Tanggal 30 Agustus 1945, Andi Abdullah Bau Massepe bersama Andi Makkasau mengadakan demonstrasi barisan keliling kota Parepare dengan membawa bendera Merah Putih, sekitar 400 orang dari Suppa dengan menggunakan Kopiah berlambang merah putih, bergabung dengan PNI Parepare yang dipimpin Usman Isa yang juga Ketua PNI Parepare. Gerakan itu dilakukan untuk menunjukkan bahwa mereka siap mempertahankan kemerdekaan RI.

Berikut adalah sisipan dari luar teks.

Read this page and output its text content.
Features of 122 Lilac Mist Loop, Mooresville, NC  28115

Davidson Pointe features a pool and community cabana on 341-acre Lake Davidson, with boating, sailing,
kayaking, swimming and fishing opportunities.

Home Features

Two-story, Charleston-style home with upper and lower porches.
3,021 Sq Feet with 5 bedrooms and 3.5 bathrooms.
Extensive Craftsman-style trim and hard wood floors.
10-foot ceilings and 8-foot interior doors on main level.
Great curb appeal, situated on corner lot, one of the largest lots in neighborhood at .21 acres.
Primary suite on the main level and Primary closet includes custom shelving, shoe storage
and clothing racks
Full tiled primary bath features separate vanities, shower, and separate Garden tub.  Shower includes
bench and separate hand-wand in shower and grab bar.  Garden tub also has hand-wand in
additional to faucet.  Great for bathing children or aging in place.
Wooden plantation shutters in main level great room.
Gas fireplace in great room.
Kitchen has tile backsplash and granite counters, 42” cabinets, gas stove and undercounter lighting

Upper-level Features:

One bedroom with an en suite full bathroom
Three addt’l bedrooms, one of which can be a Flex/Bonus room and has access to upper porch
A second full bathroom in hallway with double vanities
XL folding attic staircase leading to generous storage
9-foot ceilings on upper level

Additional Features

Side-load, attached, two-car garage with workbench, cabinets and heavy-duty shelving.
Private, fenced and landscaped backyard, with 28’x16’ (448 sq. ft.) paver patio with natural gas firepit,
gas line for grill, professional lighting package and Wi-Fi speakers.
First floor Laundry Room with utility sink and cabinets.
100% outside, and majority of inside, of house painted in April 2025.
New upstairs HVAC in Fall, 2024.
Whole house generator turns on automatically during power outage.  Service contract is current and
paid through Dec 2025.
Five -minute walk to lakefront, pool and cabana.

Ketika Tentara NICA berkuasa, Andi Abdullah BauMassepe bersama pasukannya terus melakukan perlawanan terhadap tentara NICA. Pasukan dibawah Komando Andi Abdullah Bau Masepe itu melakukan gerakan gerilya dan beberapa kali terjadi kontak senjata dengan tentara NICA. Untuk kebutuhan persenjataan, Andi Bau Massepe melakukan kontak dengan Juli, seorang Komandan Polisi NICA di Balik Papan (Kaltim). Juli mensuplai ratusan senjata dan amunisi yang dikirim melalui pelabuhan Suppa.
Pihak Belanda yang mengetahui gerakan perjuangan Andi Abdullah Bau Massepe memintanya menandatangani surat yang isinya agar Andi Abdullah Bau Massepe mau menyetujui keberadaan Belanda di wilayahnya. Namun tawaran itu ditolak mentah-mentah oleh Andi Abdullah Bau Massepe
Kematian
Beberapa hari kemudian, tentara Belanda menangkap Andi Abdullah Bau Masepe bersama Andi Baso Daeng Erang Sulawatang Suppa, Andi Mojong Pabbicara Suppa dan Syamsuddin Juru tulis Suppa. Kelimanya ditahan Belanda di barak tentara NICA di kampung Kariango. Bulan Desember, Andi AbdullahBau Massepe dan Andi Baso Daeng Erang dibunuh di Palia, yang lainnya ditembak mati di Suppa.
Andi Abdullah Bau Massepe wafat ditembak oleh pasukan Mayor Raymond Westerling -Korps Baret Merah Belanda- pada tanggal 2 Februari 1947 setelah ditahan selama 160 hari. Wafat 10 hari sesudah konferensi Pacekke (tanggal 20 Januari 1947). Makam beliau dapat ditemukan di Taman Makam Pahlawan kota Pare-Pare (110 kilometer utara Kota Makassar).
Andi Abdullah Bau Massepe diakui sebagai pejuang yang teguh pendirian dan berani berkorban demi tegaknya NKRI. Hal ini diakui oleh Westerling yang disampaikan kepada istrinya, A. Soji Petta Kanjenne, dia berkata; “suamimu adalah jantan dan laki-laki pemberani. Ia bertanggung jawab atas semua tindakannya, tidak mau mengorbankan orang lain demi kepentingan sendiri, sikap jantan ini sangat saya hormati.”
Atas segala jasa-jasanya Andi Abdullah Bau Massepe diangkat sebagai pahlawan nasional pada 7 November 2005 dengan Keppres No. 82/TK/2005, yang diberikan saat momen Hari Pahlawan tanggal 10 November 2005 bertempat di Istana Negara Jakarta oleh Presiden Susilo Bambang Yudhoyono, yang dihadiri segenap pejabat tinggi negara serta ahli waris, keluarga dan kerabat Andi Abdullah Bau Massepe serta masyarakat SulawesiSelatan sendiri.